In this volume, which serves as a companion to IVP Academic's Reformation Commentary on Scripture, theologian and church historian Gerald L. Bray immerses readers in the world of Reformation theology. He introduces the range of theological debates as Catholics and Protestants from a diversity of traditions—Lutheran, Reformed, Anglican, and Anabaptist—disputed the essentials of the faith, from the authority of Scripture and the nature of salvation to the definition of the church, the efficacy of the sacraments, and the place of good works in the Christian life.

About the Author

Gerald L. Bray (PhD, La Sorbonne) is a professor at Beeson Divinity School of Samford University in Birmingham, Alabama, and director of research for the Latimer Trust. He has written and edited a number of books on different theological subjects, including Galatians, Ephesians in the Reformation Commentary on Scripture series, Biblical Interpretation: Past & Present, The Doctrine of God, and Romans in the Ancient Christian Commentary on Scripture series. A priest of the Church of England, Bray has also edited the post-Reformation Anglican canons.

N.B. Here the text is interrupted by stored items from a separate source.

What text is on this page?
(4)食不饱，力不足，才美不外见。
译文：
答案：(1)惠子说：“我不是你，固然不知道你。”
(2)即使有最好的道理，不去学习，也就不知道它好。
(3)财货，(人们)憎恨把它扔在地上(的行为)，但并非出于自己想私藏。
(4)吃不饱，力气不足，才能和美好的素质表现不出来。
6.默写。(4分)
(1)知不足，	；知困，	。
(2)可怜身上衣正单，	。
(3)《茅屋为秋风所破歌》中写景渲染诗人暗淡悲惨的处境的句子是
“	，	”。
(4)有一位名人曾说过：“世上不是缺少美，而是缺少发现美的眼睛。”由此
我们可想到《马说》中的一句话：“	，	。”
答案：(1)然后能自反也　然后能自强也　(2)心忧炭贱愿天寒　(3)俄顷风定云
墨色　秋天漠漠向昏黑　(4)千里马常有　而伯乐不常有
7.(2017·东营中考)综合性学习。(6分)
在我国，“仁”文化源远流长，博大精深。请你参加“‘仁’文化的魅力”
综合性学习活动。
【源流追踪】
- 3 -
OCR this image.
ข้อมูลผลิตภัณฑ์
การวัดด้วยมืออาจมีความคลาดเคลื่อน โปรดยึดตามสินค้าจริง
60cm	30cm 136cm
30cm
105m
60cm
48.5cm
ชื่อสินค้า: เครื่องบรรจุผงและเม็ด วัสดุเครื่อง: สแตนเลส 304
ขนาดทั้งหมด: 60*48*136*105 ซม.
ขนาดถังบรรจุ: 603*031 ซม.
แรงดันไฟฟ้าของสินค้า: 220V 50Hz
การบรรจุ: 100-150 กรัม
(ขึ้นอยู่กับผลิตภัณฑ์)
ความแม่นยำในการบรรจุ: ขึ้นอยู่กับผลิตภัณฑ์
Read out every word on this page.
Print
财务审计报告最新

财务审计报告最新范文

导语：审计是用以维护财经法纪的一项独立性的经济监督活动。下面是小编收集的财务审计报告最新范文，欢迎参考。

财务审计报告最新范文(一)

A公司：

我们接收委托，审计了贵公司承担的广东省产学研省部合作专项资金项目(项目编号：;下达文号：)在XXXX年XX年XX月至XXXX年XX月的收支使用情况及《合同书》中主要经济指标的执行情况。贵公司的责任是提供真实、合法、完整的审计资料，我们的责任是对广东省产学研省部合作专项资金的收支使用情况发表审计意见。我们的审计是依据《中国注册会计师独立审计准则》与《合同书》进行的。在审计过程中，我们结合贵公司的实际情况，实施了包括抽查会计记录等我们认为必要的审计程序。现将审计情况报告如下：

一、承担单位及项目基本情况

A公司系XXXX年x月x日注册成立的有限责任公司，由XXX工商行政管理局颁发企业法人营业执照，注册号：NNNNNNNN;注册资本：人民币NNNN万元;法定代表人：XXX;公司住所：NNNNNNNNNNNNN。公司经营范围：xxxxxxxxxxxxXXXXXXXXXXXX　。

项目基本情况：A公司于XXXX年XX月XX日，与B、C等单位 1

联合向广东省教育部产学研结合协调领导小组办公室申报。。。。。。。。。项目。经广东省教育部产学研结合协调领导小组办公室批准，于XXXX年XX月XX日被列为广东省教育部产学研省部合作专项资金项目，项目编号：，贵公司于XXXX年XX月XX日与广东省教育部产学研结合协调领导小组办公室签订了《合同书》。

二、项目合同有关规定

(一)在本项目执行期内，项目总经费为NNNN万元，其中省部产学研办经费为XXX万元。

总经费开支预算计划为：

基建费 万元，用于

"Once again Gerald Bray has managed to combine his profound knowledge and his great writing style in a book that not only demonstrates that theology was the core matter of the Reformation but also what that theology was, where it came from, and how it functioned. This book is a wonderful help to understand the Reformers and their message and to see the relevance of Reformation theology." -Herman Selderhuis, president of the Theological University Apeldoorn, director of Refo500

"Here is an excellent book by a master historian, a study that places the Reformation and its theology in the context of the church and culture in which it happened. A fine companion to the Reformation Commentary on Scripture." -Timothy George, founding dean of Beeson Divinity School of Samford University, general editor of the Reformation Commentary on Scripture

"Taking an approach that is both accessible and knowledgeable, Bray dexterously weaves an engaging tapestry, orienting readers to the key Reformation-era theologians and their insights. His themes range from the sources of authority in the Reformation churches to the complexities of church-state relations, helping modern-day readers engage with the leading theological issues in early modern Western Christianity." -Karin Maag, director of the H. Henry Meeter Center for Calvin Studies, Calvin College

"It is impossible to understand the Reformation without a clear comprehension of the changing social and geopolitical landscapes of the sixteenth century, the driving importance of a number of complex theological issues, and the sometimes tangled interplay between the two. In Doing Theology with the Reformers, Professor Gerald Bray offers a most excellent and integrated overview of Reformation history and doctrine that will serve equally well as a solid introduction to the field and as an engaging read for anyone wanting to further thicken up their knowledge of the period and its developments. With his characteristic accessibility, Professor Bray moves seamlessly from the macrosweep of early modern European history to the nuanced details of particular religious debates, interacting with the major persons, texts, regions, and emphases as he evenhandedly narrates the theological story of the Reformation. With plenty of direct connections to present day religion and culture in the West, this volume will profit all its readers at multiple levels." -Tim Patrick, principal, Bible College of South Australia.